Monday, September 12, 2011

“Performance modeling and Analysis of Flash-based Storage Devices”

As SSDs become more popular and less expensive, their widespread adoption necessitates a way to compare their performance both among themselves and to that of traditional hard disk drives. This article uses a black-box model to evaluate SSD performance, with enough granularity to take into account the particularities of SSDs -- especially the slow write speed (due to slowness of erases) and slow updates (which require copying, erase, and write).


The black-box model proposed by the authors seems reasonable, especially given the differing internal structure of SSDs (and the lack of knowledge thereof due to IP). As SSDs become the norm, there will need to be a way to differentiate between them and establish their relative performance. As the article shows, the main shortfalls with SSDs are several: slow erases (and, thus, writes) and the wearing-out of the cells themselves, especially on write-intensive workloads. However, I think that instead of comparing the SSDs in this article to a 5400 rpm HDD, it would have been helpful to see how they compare to a high-end disk (15k rpm) and/or an array of HDDs in RAID. This would help identify which higher-end hardware options provide better performance (i.e., whether  SSDs outperform fast disks, which they probably do, and by how much/on which operations).

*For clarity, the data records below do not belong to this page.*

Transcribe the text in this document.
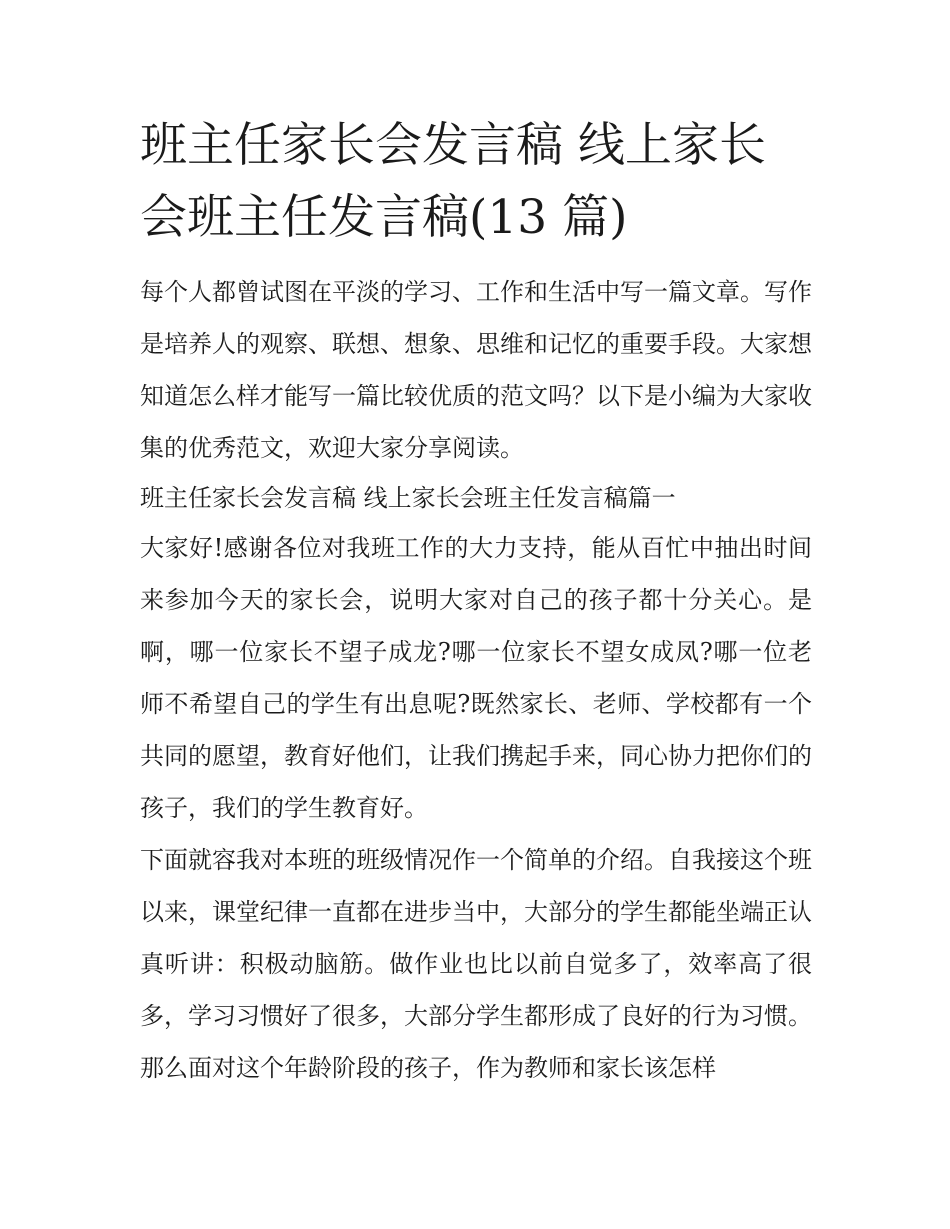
班主任家长会发言稿 线上家长会班主任发言稿(13 篇)

每个人都曾试图在平淡的学习、工作和生活中写一篇文章。写作是培养人的观察、联想、想象、思维和记忆的重要手段。大家想知道怎么样才能写一篇比较优质的范文吗？以下是小编为大家收集的优秀范文，欢迎大家分享阅读。

班主任家长会发言稿 线上家长会班主任发言稿篇一

大家好!感谢各位对我班工作的大力支持，能从百忙中抽出时间来参加今天的家长会，说明大家对自己的孩子都十分关心。是啊，哪一位家长不望子成龙?哪一位家长不望女成凤?哪一位老师不希望自己的学生有出息呢?既然家长、老师、学校都有一个共同的愿望，教育好他们，让我们携起手来，同心协力把你们的孩子，我们的学生教育好。

下面就容我对本班的班级情况作一个简单的介绍。自我接这个班以来，课堂纪律一直都在进步当中，大部分的学生都能坐端正认真听讲：积极动脑筋。做作业也比以前自觉多了，效率高了很多，学习习惯好了很多，大部分学生都形成了良好的行为习惯。那么面对这个年龄阶段的孩子，作为教师和家长该怎样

That said, SSDs as they are now (or at the time of article writing) seem like an especially good choice for accelerating applications (e.g. as a cheap version of a RAM-based cache) where reliable storage is not really required. Likewise, read-intensive applications would also benefit tremendously from SSD adoption. As SSDs improve, the wear issue might become less relevant. However, the highest barrier to widespread adoption currently seems to be the price. As prices decrease, higher rates of SSD failure might simply not be relevant if they’re used in the distributed and redundant file/storage systems characteristic of cloud computing. That said, eventually phase-changing memory (PCM) will probably overtake SSDs, given their higher reliability.